À ce sujet, Sylvain Gaudreault a fait valoir qu’il existait à ses yeux de «très grosses différences» entre le Parti québécois (PQ) et Québec solidaire (QS), entre autres en ce qui concerne l’indépendance du Québec et la lutte aux changements climatiques.

  • ÉCOUTEZ l'entrevue de Sylvain Gaudreault à QUB radio: 

«Je suis bien content là que QS s’affiche et s’affirme indépendantiste, mais ça n’a pas beaucoup paru durant la dernière campagne électorale au niveau fédéral, alors que plusieurs militants de QS ont appuyé des candidats du NPD, qui est un parti centralisateur fédéraliste», a notamment lancé le péquiste à l’émission Là-haut sur la colline.

«Sur le plan de l’environnement, nous, on est plus dans les mesures réalistes qui visent l’adhésion des Québécois aux différentes mesures pour lutter contre la crise climatique, alors que, du côté de QS, il y a beaucoup plus de polarisation, de confrontation», a-t-il poursuivi, disant préférer une stratégie «concrète».

Malgré l’historique entre les deux partis, M. Gaudreault a cependant soutenu qu’il ne tournerait pas nécessairement le dos à la formation de Manon Massé et Gabriel Nadeau-Dubois dans un contexte où une collaboration serait bénéfique à la marche vers l’indépendance du Québec.

«Si on veut obtenir l’indépendance, il va falloir que tout le monde se parle et que les gens appuient l’idée de l’indépendance, la population en général. Alors, c’est là-dessus qu’il faut travailler d’abord, c’est sur l’adhésion [...] Quand viendra le temps de parler avec d’autres formations politiques pour faire avancer l’idée, bien, on aura l’occasion de se parler à ce moment-là», a-t-il détaillé.

En ce sens, le candidat à la direction du PQ a aussi fait savoir que, notamment, «la porte est ouverte» pour la députée Catherine Fournier et l’ex-ministre Martine Ouellet, qui ont toutes deux tourné le dos à la formation.
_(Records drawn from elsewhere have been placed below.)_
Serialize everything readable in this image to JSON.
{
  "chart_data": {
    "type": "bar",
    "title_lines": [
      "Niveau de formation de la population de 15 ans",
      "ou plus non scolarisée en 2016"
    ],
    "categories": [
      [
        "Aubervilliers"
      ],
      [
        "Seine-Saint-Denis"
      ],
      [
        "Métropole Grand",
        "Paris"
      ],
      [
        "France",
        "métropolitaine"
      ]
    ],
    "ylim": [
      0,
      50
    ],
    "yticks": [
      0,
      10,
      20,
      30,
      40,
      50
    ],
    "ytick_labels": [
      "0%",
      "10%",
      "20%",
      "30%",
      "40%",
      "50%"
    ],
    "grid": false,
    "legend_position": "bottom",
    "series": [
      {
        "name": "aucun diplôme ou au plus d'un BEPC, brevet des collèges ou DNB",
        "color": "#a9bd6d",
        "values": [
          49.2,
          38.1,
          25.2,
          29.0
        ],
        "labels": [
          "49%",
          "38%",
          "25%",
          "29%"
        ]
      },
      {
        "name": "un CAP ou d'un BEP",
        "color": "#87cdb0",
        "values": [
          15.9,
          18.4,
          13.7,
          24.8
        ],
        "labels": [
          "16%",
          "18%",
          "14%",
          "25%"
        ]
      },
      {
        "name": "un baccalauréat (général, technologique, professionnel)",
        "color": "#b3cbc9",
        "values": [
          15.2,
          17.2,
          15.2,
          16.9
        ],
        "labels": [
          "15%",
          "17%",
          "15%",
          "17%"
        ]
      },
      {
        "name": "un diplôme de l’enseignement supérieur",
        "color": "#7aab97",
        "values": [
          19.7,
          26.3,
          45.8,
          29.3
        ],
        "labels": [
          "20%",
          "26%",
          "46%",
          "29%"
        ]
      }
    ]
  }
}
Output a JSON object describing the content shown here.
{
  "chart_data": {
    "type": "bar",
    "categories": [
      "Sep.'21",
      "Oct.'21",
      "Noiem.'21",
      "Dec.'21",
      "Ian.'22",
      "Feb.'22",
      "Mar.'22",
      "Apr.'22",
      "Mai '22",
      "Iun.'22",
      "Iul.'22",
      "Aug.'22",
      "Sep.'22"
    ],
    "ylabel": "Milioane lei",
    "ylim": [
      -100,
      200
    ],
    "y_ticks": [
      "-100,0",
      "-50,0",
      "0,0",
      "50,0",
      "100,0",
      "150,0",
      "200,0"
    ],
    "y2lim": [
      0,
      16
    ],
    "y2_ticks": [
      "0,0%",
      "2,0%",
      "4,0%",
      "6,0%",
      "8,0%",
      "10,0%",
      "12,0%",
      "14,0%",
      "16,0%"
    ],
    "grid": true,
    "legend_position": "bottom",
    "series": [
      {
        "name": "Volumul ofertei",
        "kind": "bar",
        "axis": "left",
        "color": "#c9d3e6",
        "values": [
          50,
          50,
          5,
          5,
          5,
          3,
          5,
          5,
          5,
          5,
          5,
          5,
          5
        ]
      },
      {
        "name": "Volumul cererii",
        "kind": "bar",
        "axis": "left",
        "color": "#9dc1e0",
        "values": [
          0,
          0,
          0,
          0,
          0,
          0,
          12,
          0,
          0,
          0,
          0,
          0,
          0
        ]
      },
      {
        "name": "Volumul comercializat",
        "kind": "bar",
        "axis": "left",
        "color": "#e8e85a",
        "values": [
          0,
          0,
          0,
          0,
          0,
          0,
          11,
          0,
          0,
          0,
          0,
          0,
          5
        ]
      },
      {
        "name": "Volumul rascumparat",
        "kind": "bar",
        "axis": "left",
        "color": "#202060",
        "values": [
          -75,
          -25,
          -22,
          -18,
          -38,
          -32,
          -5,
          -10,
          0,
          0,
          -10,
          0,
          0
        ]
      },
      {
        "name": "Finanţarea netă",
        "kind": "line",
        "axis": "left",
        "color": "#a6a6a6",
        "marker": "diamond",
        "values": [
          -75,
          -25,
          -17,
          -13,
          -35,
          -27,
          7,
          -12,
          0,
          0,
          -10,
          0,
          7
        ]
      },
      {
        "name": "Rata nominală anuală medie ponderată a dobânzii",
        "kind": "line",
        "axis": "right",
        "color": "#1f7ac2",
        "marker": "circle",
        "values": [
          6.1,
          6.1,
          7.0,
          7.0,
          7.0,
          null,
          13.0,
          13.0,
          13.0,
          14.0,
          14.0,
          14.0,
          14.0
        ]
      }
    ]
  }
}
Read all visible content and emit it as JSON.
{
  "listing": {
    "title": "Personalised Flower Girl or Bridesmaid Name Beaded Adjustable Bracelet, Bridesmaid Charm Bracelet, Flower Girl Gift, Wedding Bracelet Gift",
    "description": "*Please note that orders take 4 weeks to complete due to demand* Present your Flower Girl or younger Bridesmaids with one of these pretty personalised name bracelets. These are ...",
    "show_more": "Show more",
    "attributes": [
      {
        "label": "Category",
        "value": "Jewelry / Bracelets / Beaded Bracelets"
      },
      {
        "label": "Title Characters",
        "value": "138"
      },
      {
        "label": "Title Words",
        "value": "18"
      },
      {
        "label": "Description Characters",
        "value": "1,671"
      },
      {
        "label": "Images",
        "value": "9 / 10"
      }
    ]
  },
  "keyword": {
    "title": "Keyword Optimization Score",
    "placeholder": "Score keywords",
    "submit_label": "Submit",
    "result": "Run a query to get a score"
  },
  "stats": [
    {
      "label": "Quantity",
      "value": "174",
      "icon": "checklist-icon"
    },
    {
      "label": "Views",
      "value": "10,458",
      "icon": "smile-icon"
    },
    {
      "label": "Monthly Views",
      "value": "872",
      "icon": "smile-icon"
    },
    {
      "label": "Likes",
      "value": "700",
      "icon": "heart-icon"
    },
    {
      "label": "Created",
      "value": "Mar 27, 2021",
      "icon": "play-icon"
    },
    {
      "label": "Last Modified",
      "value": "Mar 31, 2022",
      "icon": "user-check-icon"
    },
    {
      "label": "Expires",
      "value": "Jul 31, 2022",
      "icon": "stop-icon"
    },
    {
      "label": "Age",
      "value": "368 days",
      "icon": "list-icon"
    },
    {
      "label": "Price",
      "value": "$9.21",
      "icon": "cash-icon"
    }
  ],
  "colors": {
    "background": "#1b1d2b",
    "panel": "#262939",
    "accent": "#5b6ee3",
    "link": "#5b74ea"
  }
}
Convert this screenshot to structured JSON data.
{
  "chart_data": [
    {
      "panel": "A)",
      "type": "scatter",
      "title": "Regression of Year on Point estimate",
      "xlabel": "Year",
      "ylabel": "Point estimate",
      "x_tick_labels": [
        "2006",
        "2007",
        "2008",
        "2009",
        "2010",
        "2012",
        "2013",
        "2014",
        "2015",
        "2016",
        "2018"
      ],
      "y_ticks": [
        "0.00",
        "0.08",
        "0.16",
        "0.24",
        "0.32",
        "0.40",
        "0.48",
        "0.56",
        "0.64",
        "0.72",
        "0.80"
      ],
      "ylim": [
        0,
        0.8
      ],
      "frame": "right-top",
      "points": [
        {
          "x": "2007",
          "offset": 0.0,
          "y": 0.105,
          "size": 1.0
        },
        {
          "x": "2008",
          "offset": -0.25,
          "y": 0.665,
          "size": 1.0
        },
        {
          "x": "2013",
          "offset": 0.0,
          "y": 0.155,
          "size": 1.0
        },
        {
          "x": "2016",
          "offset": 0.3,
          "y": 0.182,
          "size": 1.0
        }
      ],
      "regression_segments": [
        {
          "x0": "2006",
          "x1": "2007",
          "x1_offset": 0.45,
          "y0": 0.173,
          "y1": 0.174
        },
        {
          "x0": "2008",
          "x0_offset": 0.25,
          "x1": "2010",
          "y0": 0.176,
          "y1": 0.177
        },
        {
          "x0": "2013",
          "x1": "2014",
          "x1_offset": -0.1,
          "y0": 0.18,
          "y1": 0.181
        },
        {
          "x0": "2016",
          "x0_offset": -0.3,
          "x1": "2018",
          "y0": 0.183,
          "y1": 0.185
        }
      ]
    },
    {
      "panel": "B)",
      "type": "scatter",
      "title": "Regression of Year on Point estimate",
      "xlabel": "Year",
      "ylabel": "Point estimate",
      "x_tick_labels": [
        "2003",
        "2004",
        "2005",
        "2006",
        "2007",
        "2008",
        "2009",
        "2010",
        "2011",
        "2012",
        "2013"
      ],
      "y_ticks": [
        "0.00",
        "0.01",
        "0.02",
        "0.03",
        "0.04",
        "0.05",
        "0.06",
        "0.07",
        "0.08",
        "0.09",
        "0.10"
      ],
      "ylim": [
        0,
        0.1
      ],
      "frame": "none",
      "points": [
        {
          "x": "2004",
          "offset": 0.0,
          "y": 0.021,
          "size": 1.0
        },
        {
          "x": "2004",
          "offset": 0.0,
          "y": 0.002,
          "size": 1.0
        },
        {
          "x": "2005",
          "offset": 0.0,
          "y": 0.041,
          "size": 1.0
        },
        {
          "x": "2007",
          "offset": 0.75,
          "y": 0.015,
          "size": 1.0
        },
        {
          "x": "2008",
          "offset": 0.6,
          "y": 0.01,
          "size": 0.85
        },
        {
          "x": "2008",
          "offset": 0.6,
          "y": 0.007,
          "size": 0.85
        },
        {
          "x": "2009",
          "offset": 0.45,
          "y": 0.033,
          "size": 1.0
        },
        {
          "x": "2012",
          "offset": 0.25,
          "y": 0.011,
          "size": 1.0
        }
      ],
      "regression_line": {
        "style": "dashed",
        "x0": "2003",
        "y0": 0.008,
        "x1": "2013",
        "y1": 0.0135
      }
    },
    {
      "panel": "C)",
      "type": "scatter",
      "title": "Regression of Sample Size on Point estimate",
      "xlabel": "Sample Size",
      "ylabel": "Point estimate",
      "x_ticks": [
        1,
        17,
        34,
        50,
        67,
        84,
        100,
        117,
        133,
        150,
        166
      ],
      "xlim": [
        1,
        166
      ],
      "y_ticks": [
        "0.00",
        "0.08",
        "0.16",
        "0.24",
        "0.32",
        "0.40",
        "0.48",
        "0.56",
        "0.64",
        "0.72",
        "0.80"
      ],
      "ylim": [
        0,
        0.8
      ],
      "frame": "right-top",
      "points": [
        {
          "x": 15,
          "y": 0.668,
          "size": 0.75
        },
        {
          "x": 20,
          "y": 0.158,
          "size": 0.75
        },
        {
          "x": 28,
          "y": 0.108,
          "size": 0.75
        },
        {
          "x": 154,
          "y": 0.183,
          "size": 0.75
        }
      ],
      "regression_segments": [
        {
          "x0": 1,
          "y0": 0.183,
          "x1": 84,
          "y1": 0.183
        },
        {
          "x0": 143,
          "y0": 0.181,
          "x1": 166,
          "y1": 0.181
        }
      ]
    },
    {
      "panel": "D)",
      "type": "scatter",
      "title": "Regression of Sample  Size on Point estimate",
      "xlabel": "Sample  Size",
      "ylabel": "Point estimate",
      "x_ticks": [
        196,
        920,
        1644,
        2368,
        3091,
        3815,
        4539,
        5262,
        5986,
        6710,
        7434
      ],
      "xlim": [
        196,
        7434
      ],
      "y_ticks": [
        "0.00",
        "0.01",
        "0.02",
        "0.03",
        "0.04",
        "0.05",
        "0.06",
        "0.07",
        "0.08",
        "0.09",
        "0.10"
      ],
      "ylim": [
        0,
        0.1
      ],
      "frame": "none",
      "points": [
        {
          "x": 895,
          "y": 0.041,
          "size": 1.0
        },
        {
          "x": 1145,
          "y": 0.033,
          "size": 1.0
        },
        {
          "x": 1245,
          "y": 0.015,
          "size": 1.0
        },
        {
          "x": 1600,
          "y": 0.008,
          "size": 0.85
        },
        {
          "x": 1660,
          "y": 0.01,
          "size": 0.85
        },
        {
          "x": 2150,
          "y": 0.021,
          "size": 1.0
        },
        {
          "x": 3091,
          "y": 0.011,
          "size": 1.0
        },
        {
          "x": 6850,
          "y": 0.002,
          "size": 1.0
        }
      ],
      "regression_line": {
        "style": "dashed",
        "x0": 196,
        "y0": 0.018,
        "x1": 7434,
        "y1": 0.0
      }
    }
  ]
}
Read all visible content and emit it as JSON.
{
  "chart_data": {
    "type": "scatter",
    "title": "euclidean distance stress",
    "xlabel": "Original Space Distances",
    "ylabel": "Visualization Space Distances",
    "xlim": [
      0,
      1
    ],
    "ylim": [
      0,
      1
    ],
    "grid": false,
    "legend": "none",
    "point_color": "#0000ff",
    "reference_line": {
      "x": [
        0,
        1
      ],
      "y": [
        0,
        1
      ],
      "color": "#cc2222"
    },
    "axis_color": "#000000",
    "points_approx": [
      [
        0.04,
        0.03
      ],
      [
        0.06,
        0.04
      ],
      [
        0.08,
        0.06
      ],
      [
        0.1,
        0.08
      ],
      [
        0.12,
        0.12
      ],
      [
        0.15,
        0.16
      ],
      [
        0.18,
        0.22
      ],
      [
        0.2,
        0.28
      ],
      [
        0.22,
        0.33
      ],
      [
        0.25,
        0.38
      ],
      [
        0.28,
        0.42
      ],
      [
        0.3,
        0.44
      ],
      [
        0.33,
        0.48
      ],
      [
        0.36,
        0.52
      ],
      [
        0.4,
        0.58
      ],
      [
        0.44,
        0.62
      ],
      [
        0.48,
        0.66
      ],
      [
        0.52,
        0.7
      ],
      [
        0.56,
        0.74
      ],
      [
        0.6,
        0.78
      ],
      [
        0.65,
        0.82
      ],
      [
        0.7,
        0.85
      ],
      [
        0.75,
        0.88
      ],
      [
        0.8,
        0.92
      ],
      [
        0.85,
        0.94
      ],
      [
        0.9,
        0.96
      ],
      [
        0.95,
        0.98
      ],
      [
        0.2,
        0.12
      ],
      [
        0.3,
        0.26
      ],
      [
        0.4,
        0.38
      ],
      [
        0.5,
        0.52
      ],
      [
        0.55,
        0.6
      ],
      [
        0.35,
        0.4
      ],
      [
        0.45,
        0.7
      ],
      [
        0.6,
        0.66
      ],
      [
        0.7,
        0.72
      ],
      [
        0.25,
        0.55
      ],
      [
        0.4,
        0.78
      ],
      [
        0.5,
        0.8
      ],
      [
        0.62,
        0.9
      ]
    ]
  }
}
«On ne peut pas constamment partir chacun de notre côté et dire après ça qu’il faut qu’on soit uni. Il faut que ça s’incarne, il faut que ça se vive», a-t-il affirmé.

«Les Québécois ne regardent pas l’orientation sexuelle»

Questionné par Antoine Robitaille, Sylvain Gaudreault a également indiqué lors de l’entrevue qu’à son avis, la population québécoise n’aurait aucun problème à élire un premier ministre ouvertement homosexuel.

«Je pense que les Québécois ne regardent pas l’orientation sexuelle ou la couleur de la peau d’un chef. Ce qu’ils veulent, c’est quelqu’un de confiance, quelqu’un de crédible, quelqu’un qui va livrer la marchandise», a souligné le député de Jonquière.

À ce propos, M. Gaudreault a dit trouver «complètement ridicule» que certains soulèvent que les origines haïtiennes de Dominique Anglade puissent lui nuire dans la course à la chefferie du Parti libéral du Québec.